Путник сидит на земле, прислонившись к нагретой солнцем стене, забытая сигарета дотлела почти до фильтра, он закрыл глаза и уже ничего не ждет. Тихий перезвон колокольчиков - это насмешка ветра, ласковый смех звучит только в его голове. Путник открывает глаза, когда на его плечо ложится рука. Склонившаяся над ним девушка улыбается глазами, губами. Она говорит:
- А мы уже заждались.
У нее светлые волосы, пахнущие весной и морем, длинное платье, тонкие запястья, маленький ловец снов на груди. Из-за ее спины выскакивает и тут же бросается путнику на шею мальчик лет десяти:
- Ты пришел!
Из двери маяка выходит высокий темноволосый мужчина в красной рубашке и молча улыбается путнику.
Их много, они продолжают приходить. От моря бежит, спотыкаясь на крутом склоне, паренек в тельняшке, за ним следует мужчина с тонкими чертами лица и немного грустным взглядом, а за их спинами чернеет на фоне неба силуэт большого корабля. Из леса выходит человек в широкополой шляпе и с посохом. Из-за дерева появляется длинноволосый юноша, стряхивая с себя кору и листья. Девушка, похожая на птицу, выглядывает из окна. Аккуратно поставив фонарь на землю, рядом с путником садится существо в белых одеждах и снимает повязку с глаз. Девочка лет шестнадцати спешит к маяку со стороны Изнанки, висящая на шее шестеренка подпрыгивает в такт шагам и блестит на солнце. Идущий по той же дороге чуть в отдалении человек в джинсовой жилетке затягивается сигаретой и выдыхает вверх струйку сиреневого дыма. С ним рядом идут, держась за руки, мужчина и женщина. Раздвигая тростью высокую траву перед собой, к маяку подходит человек, одетый в черное и спрятавший глаза под плотной тканью. Вышедший из двери белоснежный юноша сонно трет глаза и сдержанно кивает путнику.

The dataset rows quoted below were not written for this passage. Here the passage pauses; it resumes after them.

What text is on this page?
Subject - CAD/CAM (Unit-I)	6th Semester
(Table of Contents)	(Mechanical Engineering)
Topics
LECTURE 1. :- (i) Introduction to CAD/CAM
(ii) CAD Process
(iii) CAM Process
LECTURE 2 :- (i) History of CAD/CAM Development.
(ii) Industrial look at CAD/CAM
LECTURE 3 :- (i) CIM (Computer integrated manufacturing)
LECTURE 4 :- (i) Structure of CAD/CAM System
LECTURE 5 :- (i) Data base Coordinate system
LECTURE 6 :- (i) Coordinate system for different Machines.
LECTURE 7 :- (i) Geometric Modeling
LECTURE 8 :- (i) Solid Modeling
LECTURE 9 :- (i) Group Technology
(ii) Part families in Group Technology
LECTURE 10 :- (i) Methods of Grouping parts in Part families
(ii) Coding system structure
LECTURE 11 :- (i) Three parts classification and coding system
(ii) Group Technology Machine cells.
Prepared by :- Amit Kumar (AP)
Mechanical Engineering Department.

Собравшиеся здороваются друг с другом, обнимают путника, жмут ему руку, заходят в маяк или остаются на улице, переговариваются между собой, смеются, курят, поют, достают откуда-то карты и усаживаются играть, выносят из маяка стол и размещают его во дворе, ставят на стол еду и разномастные бутылки с напитками, наливают себе, наливают кому-то, передают из рук в руки чашки и стаканы, любуются кораблем, повязывают ленты на дерево. Людей так много, что кажется, будто их еще больше. Будто бы среди них те, кого здесь вовсе не может быть. У самого Леса на большом, выступающем из земли корне устроился светловолосый гитарист, его песню слушает крупный мужчина в черной водолазке, обнимающий хрупкую девушку в очках. Возле стола принюхивается к содержимому бутылок парень с серыми волосами и хитрым взглядом. Девушка в юбке до пят садится на стул, а ее спутник опускается рядом с ней прямо на землю, не боясь испачкать идеально отглаженных брюк. Веселый темноглазый юноша вовсеуслышанье заявляет, что на этом банкете он будет барменом. Девушка, откидывающая с лица длинные рыжие волосы, кричит всем, чтобы собирались за стол. Девочка в разноцветных одеждах смеется и протягивает конфету человеку в темных очках, окутавшемуся кальянным дымом. Где-то на кромке Леса стоит, подрагивая невесомым призраком в вечерних сумерках, девушка с черными глазами, в ее волосах звенят колокольчики.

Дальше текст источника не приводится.